Я познакомился с Дашей Костерковой через все того же Заболотного. В середине июня. Он уже ходил в квартиру к ее матери по каким-то поручениям отца Кассиана, а тут захватил с собой и меня. Только предупредил по дороге:
— Смотри, Коля, там — ад!
Ад так ад, мне даже интересно стало. Квартира находилась на Щелковском шоссе, возле автовокзала. Дверь открыла пожилая тетка с испитым лицом, блеклыми спутанными волосами и бланшем под глазом. За ее спиной маячила старуха, еще страшнее видом. Я бы не рискнул определить их возраст. Из комнаты неслись голоса.
— Принимай гостинцы, Татьяна Павловна — от отца Кассиана! — весело сказал Миша, протягивая полиэтиленовый пакет с продуктами.
— Входите, соколики! — ответила та, жеманно кривляясь. От нее шел неприятный запах. Квартира вообще была пропитана какими-то испарениями, хоть нос зажимай. На полу мусор, окурки, битое стекло. Всюду пустые бутылки. На кухне горит газ, хотя за окном — жара. Из сломанного крана течет вода. Груды грязной посуды. Ну и так далее, описывать нет смысла, типичная берлога, где живут спившиеся полубомжи. Потом я узнал, что эта Татьяна Павловна чем-то очень уж угодила отцу Кассиану, вроде бы даже каким-то образом спасла ему жизнь, вот он и взял над ней опеку, помогал деньгами, продуктами. Но и она ходила на все его сборища, истово ему поклонялась.
Миша шепнул мне, что ей всего тридцать шесть лет, а старухе, ее матери, пятьдесят пять. Но выглядели они обе, конечно, куда как старше. Здесь было три комнаты, одну сдавали жильцу, чеченцу, торговцу с рынка. И сюда вечно приходил всякий сброд с улицы, пьянствовал вместе с Татьяной Павловной и старухой. Они и сейчас сидели за столиком в средней комнате в количестве трех человек. Четвертого я потом разглядел на полу, возле кушетки.

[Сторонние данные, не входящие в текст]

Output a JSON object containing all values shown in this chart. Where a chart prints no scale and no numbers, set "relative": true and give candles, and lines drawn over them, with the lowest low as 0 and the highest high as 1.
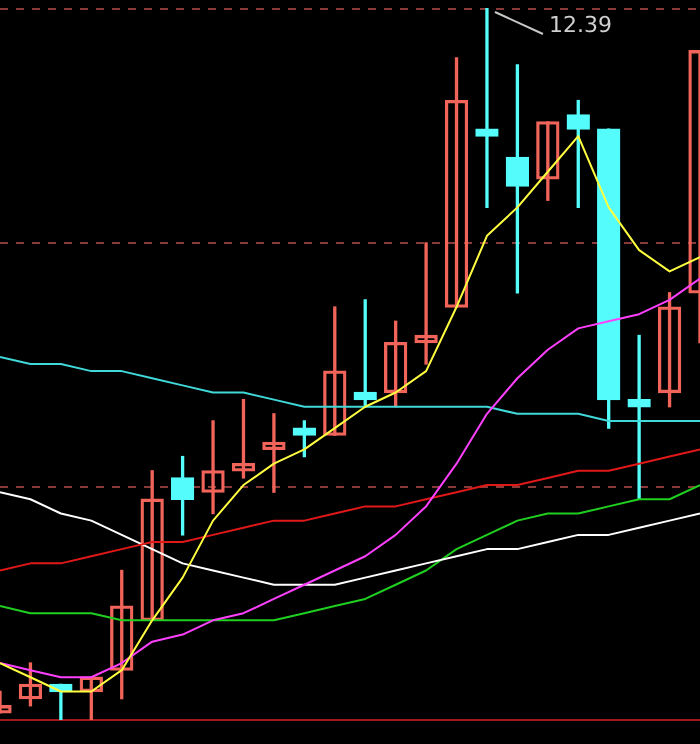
{
  "chart_data": {
    "type": "candlestick",
    "relative": true,
    "tick_labels": false,
    "categories": [
      null,
      null,
      null,
      null,
      null,
      null,
      null,
      null,
      null,
      null,
      null,
      null,
      null,
      null,
      null,
      null,
      null,
      null,
      null,
      null,
      null,
      null,
      null,
      null
    ],
    "ohlc": [
      [
        0.01,
        0.04,
        0.01,
        0.02
      ],
      [
        0.03,
        0.08,
        0.02,
        0.05
      ],
      [
        0.05,
        0.05,
        0,
        0.04
      ],
      [
        0.04,
        0.06,
        0,
        0.06
      ],
      [
        0.07,
        0.21,
        0.03,
        0.16
      ],
      [
        0.14,
        0.35,
        0.14,
        0.31
      ],
      [
        0.34,
        0.37,
        0.26,
        0.31
      ],
      [
        0.32,
        0.42,
        0.29,
        0.35
      ],
      [
        0.35,
        0.45,
        0.34,
        0.36
      ],
      [
        0.38,
        0.43,
        0.32,
        0.39
      ],
      [
        0.41,
        0.42,
        0.37,
        0.4
      ],
      [
        0.4,
        0.58,
        0.4,
        0.49
      ],
      [
        0.46,
        0.59,
        0.44,
        0.45
      ],
      [
        0.46,
        0.56,
        0.44,
        0.53
      ],
      [
        0.53,
        0.67,
        0.5,
        0.54
      ],
      [
        0.58,
        0.93,
        0.58,
        0.87
      ],
      [
        0.83,
        1,
        0.72,
        0.82
      ],
      [
        0.79,
        0.92,
        0.6,
        0.75
      ],
      [
        0.76,
        0.84,
        0.73,
        0.84
      ],
      [
        0.85,
        0.87,
        0.72,
        0.83
      ],
      [
        0.83,
        0.83,
        0.41,
        0.45
      ],
      [
        0.45,
        0.54,
        0.31,
        0.44
      ],
      [
        0.46,
        0.6,
        0.44,
        0.58
      ],
      [
        0.6,
        0.94,
        0.53,
        0.94
      ]
    ],
    "colors": [
      "#f0645a",
      "#f0645a",
      "#54fcfc",
      "#f0645a",
      "#f0645a",
      "#f0645a",
      "#54fcfc",
      "#f0645a",
      "#f0645a",
      "#f0645a",
      "#54fcfc",
      "#f0645a",
      "#54fcfc",
      "#f0645a",
      "#f0645a",
      "#f0645a",
      "#54fcfc",
      "#54fcfc",
      "#f0645a",
      "#54fcfc",
      "#54fcfc",
      "#54fcfc",
      "#f0645a",
      "#f0645a"
    ],
    "series": [
      {
        "type": "line",
        "color": "#ffff40",
        "values": [
          0.08,
          0.06,
          0.04,
          0.04,
          0.07,
          0.14,
          0.2,
          0.28,
          0.33,
          0.36,
          0.38,
          0.41,
          0.44,
          0.46,
          0.49,
          0.58,
          0.68,
          0.72,
          0.77,
          0.82,
          0.72,
          0.66,
          0.63,
          0.65
        ]
      },
      {
        "type": "line",
        "color": "#ff40ff",
        "values": [
          0.08,
          0.07,
          0.06,
          0.06,
          0.08,
          0.11,
          0.12,
          0.14,
          0.15,
          0.17,
          0.19,
          0.21,
          0.23,
          0.26,
          0.3,
          0.36,
          0.43,
          0.48,
          0.52,
          0.55,
          0.56,
          0.57,
          0.59,
          0.62
        ]
      },
      {
        "type": "line",
        "color": "#40d8d8",
        "values": [
          0.51,
          0.5,
          0.5,
          0.49,
          0.49,
          0.48,
          0.47,
          0.46,
          0.46,
          0.45,
          0.44,
          0.44,
          0.44,
          0.44,
          0.44,
          0.44,
          0.44,
          0.43,
          0.43,
          0.43,
          0.42,
          0.42,
          0.42,
          0.42
        ]
      },
      {
        "type": "line",
        "color": "#e01818",
        "values": [
          0.21,
          0.22,
          0.22,
          0.23,
          0.24,
          0.25,
          0.25,
          0.26,
          0.27,
          0.28,
          0.28,
          0.29,
          0.3,
          0.3,
          0.31,
          0.32,
          0.33,
          0.33,
          0.34,
          0.35,
          0.35,
          0.36,
          0.37,
          0.38
        ]
      },
      {
        "type": "line",
        "color": "#ffffff",
        "values": [
          0.32,
          0.31,
          0.29,
          0.28,
          0.26,
          0.24,
          0.22,
          0.21,
          0.2,
          0.19,
          0.19,
          0.19,
          0.2,
          0.21,
          0.22,
          0.23,
          0.24,
          0.24,
          0.25,
          0.26,
          0.26,
          0.27,
          0.28,
          0.29
        ]
      },
      {
        "type": "line",
        "color": "#20d020",
        "values": [
          0.16,
          0.15,
          0.15,
          0.15,
          0.14,
          0.14,
          0.14,
          0.14,
          0.14,
          0.14,
          0.15,
          0.16,
          0.17,
          0.19,
          0.21,
          0.24,
          0.26,
          0.28,
          0.29,
          0.29,
          0.3,
          0.31,
          0.31,
          0.33
        ]
      }
    ],
    "ref_lines": [
      {
        "axis": "y",
        "value": 1,
        "color": "#8b3a3a",
        "line_style": "dashed"
      },
      {
        "axis": "y",
        "value": 0.67,
        "color": "#8b3a3a",
        "line_style": "dashed"
      },
      {
        "axis": "y",
        "value": 0.33,
        "color": "#8b3a3a",
        "line_style": "dashed"
      }
    ],
    "annotations": [
      {
        "text": "12.39",
        "y": 1
      }
    ]
  }
}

— Вот так! — подмигнул мне Миша. — Народ еще мычит, но уже не безмолвствует. Ну и хари, смотреть противно.
Он бесцеремонно согнал кого-то со стула и уселся сам.

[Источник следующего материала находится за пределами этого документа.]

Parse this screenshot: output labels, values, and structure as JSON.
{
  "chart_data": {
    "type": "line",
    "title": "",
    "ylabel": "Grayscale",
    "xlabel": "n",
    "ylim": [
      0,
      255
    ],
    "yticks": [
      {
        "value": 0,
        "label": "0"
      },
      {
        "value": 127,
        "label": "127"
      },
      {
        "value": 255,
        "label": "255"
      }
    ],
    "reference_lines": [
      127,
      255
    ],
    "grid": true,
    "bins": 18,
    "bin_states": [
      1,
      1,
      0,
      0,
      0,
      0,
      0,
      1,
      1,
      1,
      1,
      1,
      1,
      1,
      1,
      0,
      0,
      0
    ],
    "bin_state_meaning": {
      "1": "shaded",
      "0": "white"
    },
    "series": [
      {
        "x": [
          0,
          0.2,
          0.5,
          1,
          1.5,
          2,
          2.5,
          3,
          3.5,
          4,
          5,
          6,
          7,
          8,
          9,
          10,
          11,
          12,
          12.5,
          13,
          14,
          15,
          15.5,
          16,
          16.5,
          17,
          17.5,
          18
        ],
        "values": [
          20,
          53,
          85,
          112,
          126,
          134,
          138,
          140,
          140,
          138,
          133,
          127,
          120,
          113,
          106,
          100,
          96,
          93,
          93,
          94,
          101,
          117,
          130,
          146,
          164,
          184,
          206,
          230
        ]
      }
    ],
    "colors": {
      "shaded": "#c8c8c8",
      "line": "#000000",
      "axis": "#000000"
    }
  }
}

Я продолжал стоять в некоторой нерешительности. Здесь было противно, хотелось поскорей уйти. Но у Миши шел какой-то длинный разговор с Татьяной Павловной, касавшийся отца Кассиана. «Он» и сам висел на стене в виде большой фотографии в рамочке и хозяйка, глядя на него, часто крестилась. Вдруг из соседней комнаты раздался детский плач.
— Уйми поганца, Дашка! — прокричала Татьяна Павловна, не прекращая отвешивать поклоны фотографии. Всё это время «хари» за столом продолжали бубнить своё и пить, а старуха от них не отставала. Заболотный чему-то смеялся, глядя на всех.
Наконец, из соседней комнаты вышла русоволосая девушка в простом ситцевом платье, у нее было слегка полное миловидное лицо и какие-то удивительные синие глаза. Она прошествовала мимо, не обращая на нас ровно никакого внимания, лишь сквозь зубы бросила:
— Твой ребенок, ты и уйми!
Вскоре мы покинули эту квартиру, а появились в ней вновь спустя пару недель. Я сам напросился к Заболотному в попутчики. Он меня сразу «раскусил».
— Даша запала? — спросил он ехидно. — Красивая девушка, только судьбы нет.
— Почему?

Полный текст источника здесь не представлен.